Le policier ignora la question de Steeve et s'adossa à l'encadrement de la vitre pour mieux voir les passagers. Il fixa Margaux et celle-ci lui souria gentiment comme-ci de rien n'était. Mais je connaissais Margaux: elle était autant stressée que moi mais ne laissait rien paraître.
Puis il m'observa. Entre nous, commença un duel de regard.
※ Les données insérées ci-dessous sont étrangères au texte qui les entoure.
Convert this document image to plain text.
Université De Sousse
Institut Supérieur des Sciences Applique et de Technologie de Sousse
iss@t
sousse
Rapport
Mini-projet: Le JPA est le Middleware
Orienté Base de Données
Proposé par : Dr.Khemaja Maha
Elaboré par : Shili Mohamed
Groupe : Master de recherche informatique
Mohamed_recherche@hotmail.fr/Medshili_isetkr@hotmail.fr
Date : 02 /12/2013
Ses yeux clairs perçaient dans la sombre voiture de façon à ce que l'on croie distinguer un loup. Instinctivement, je baissai le regard vers mes Timberland où à l'intérieur mes orteils gesticulaient nerveusement.
Même si j'avais les yeux rivés sur mes chaussres j'imaginais bien un sourire triomphant s'élargir sur le visage de l'officier de police.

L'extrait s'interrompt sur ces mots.